Another pattern I see spread around various experimental albums is their inability to keep cohesion. As if incohesion  and scatter-brained sound splatter was the right to being weird and all avant-garde like.
"From Inside The Log" keeps a stable atmosphere lingering throughout the whole album.
A strange psychedelic campground filled with ethnically diverse acoustic instruments against open form and folk-like storytelling circles.
Bullhorns from treetops echo around the forest in distorted Russian voices as mutant insects dance around a broken rainbow.
This is the sound of the mysteries that occur deep within secret unenchanted forests.
The arrangements are tight and the instruments well played.














This music puts a spell on me.
It gives me energy even at it's darkest moments.
Where ever such power comes from - it's a missing element in so much of what gets passed around as abnormal and unconventional music.

Further discussion of this artist and album can be found here:

http://wtfmusic.org/#topic/1270660547

Get the album for free here:

DOWNLOAD

-onionpalac

KinkZoid - Debacleclypse


Artist: KinkZoid
Album: Debacleclypse
Tags: Outsider, Progressive, Experimental, Avant, Neoclassical, LoFi, Collage,
WTF Qualities: Heavily effected vocals, strange transitions, variety of styles, lack of styles, mutation of styles
Year: 2009
Country: USA, Chicago
Link: http://kinkzoid.com/

Lack of expectations is a good place to start.  I had a feeling KinkZoid was going to be strange, just from the name and the title of the album.  So you can be assured of that, this is pretty fucked up music, but what are its special wtf qualities, and why should we care?

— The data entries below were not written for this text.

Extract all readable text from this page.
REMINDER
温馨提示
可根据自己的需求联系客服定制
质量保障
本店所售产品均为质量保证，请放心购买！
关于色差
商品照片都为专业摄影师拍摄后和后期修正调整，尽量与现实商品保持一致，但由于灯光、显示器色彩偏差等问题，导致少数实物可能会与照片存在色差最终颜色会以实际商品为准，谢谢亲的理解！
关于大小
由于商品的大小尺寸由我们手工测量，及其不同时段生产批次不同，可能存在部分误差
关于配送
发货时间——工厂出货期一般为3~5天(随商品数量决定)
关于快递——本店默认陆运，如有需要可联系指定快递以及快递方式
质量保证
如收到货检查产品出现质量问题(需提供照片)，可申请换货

KinkZoid is like one of those animal fossils found in the bottom of a lake that the paleontologists can't really explain and baffles the biologists whose job it is to classify it and put it into its proper place in the evolutionary tree.  Perhaps a creature which was already living on the fringes of extinction and obscurity had a horrible mutation which fused its DNA with another totally unrelated species.  Then it flew into a cave and recorded some music with deformed electronically processed vocals.

Surprisingly, there is a very standard blues song on the album, which, despite its easy to recognize form and harmony, is a bit off, a bit putrified.  Other aspects which we can classify from the historical comparative perspective would be the use of noise elements, some horns and guitars, keyboard instruments and percussions, as well as rhythms of a steady nature.  There are also elements of ambience, collage, noise, rock music, chillout beats, neoclassicism, found sounds, lofi indie folk, childlike rhymes, psychedelic reverie, and other nonsense.

This music affected me with an overall feeling that something was not right.  The music itself is a bit of a mistake.  Not in a haphazard way, either, but as if the creators were intentionally thinking of confounding the listener by putting sounds together in a way that feels, as I said, just wrong.  Certain sections feel very tightly controlled, and the music never really loses control the way some free music does.  Even some parts are really pretty and brightly atmospheric.  The question is not "Is the driver in control?" but "where is he taking us and why?"

By the way, the wrongness of this music is what makes it so special and worth hearing.  Please enjoy, all.